Auf Wiedervorlage: Mit autoritärer Pädagogik für eine bessere Zukunft

Legitimiert wird diese projektive Rede über Männlichkeit UND über Männer durch einen pädagogischen Gestus, dessen Hohlheit spätestens beim zweiten Blick auffällt: Männer sollten zu positiverem Verhalten bewegt werden, nicht zuletzt in ihrem eigenen Interesse. Nach diesem Muster funktionierte zum Beispiel die Gillette-Werbung, die vor einigen Monaten mit einer langen Reihung extrem negativer Männlichkeitsdarstellungen bekannt wurde. Dass Edeka mit einer ähnlichen, auf Väter konzentrierten Aufreihung weniger erfolgreich war, lag auch daran, dass diese scheinbar pädagogische Legitimation fehlte.

Also, Frau Pousset, wenn Sie nur zehn Minuten im Netz recherchieren, können Sie merken, dass diese Art der Pädagogik nutzlos und autoritär ist. Sie spiegelt das Muster der Bootcamps: Menschen deutlich zu machen, dass sie so, wie sie sind, nichts wert wären – und ihnen zu erklären, dass sie erst dann nützliche Mitglieder der Gesellschaft sein könnten, wenn sie sich ganz geändert hätten. Tatsächlich produziert diese Art der Pädagogik entweder – bei gesunden Menschen – Abwehr oder – bei bereits geschädigten Menschen – eine kritiklose Gefolgschaft, die aber in sich zusammenbricht, sobald sich irgendwo stärkere Autoritäten anbieten.

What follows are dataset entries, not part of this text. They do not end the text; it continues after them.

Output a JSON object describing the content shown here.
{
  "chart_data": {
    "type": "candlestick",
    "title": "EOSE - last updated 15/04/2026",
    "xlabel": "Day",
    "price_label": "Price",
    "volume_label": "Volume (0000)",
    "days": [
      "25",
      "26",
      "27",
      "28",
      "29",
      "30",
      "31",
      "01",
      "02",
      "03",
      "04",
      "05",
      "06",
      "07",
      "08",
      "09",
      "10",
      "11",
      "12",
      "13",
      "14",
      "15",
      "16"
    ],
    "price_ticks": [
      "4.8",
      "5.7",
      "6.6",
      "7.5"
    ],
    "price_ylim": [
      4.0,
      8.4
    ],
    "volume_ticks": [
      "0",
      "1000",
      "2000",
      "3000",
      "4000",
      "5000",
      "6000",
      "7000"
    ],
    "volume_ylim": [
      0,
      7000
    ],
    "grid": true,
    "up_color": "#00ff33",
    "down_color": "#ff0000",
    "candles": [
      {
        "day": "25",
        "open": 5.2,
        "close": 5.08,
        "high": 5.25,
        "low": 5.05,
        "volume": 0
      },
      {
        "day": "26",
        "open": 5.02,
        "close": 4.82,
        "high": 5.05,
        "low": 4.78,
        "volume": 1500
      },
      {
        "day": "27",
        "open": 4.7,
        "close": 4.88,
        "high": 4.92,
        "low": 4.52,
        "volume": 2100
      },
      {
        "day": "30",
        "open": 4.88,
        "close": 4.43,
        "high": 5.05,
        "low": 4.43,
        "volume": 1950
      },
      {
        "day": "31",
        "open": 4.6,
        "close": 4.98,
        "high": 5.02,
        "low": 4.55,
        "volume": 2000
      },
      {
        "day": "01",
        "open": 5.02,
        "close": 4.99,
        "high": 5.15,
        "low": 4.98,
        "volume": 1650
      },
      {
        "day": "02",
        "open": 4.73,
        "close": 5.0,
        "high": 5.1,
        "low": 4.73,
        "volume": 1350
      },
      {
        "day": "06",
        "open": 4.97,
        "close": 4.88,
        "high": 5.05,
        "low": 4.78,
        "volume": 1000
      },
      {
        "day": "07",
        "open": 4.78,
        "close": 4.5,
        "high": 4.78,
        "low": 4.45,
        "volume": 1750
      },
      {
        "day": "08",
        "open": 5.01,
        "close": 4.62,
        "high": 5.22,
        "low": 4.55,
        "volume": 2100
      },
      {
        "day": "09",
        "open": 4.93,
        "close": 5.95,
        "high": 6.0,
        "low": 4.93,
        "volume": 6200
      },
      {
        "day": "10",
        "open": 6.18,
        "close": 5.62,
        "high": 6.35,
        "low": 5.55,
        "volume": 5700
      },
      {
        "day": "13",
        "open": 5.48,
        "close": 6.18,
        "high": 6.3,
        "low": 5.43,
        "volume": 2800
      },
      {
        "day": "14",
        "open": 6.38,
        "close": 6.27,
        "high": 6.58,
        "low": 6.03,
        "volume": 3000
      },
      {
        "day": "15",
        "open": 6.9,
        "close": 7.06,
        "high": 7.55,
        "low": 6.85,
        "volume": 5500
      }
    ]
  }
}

Tatsächlich dient der Begriff zu nichts anderem als dazu, die Gesellschaft in Schuldige und Unschuldige aufzuteilen, in Vergifter und Vergiftete. Wer den Begriff „toxische Männlichkeit“ benutzt, der fixiert sich auf eine kleine, überschaubare, vermeintlich heile Lebenswelt, die von bösartigen, übermächtigen Strukturen bedroht wäre.

In diesem Sinne ist der Begriff „toxische Männlichkeit“ bei Menschen, die sich für links halten, das Äquivalent zum Begriff des „großen Austauschs“ auf der rechten Seite des Spektrums.

Ernst Bloch hat einmal für eine Politik der Hoffnung (im Vorwurf zu seinem großen Werk „Das Prinzip Hoffnung“) in Anspruch genommen, dass sie ins Gelingen verliebt sei und nicht ins Scheitern. Wer hingegen von „toxischer Männlichkeit“ redet, spielt eine schwache, passive, scheiternde, aber darin eben immer unschuldige und reine Weiblichkeit gegen eine vergiftende, zerstörerische, aber darin eben immer mächtigere Männlichkeit aus.

Wer so redet, ist Teil einer Politik, die ins Scheitern verliebt ist, weil sie immer schon Schuldige für das Scheitern zur Verfügung hat. Ich möchte das niemandem empfehlen, weder Jugendlichen noch Erwachsenen – und ich finde, Sie sollten das auch nicht tun.

Mit freundlichen Grüßen

Lucas Schoppe

 

PS. Dieser Text setzt sich mit dem Thema auf eine ganz andere Weise auseinander: Die Legende vom Ende der toxischen Männlichkeit.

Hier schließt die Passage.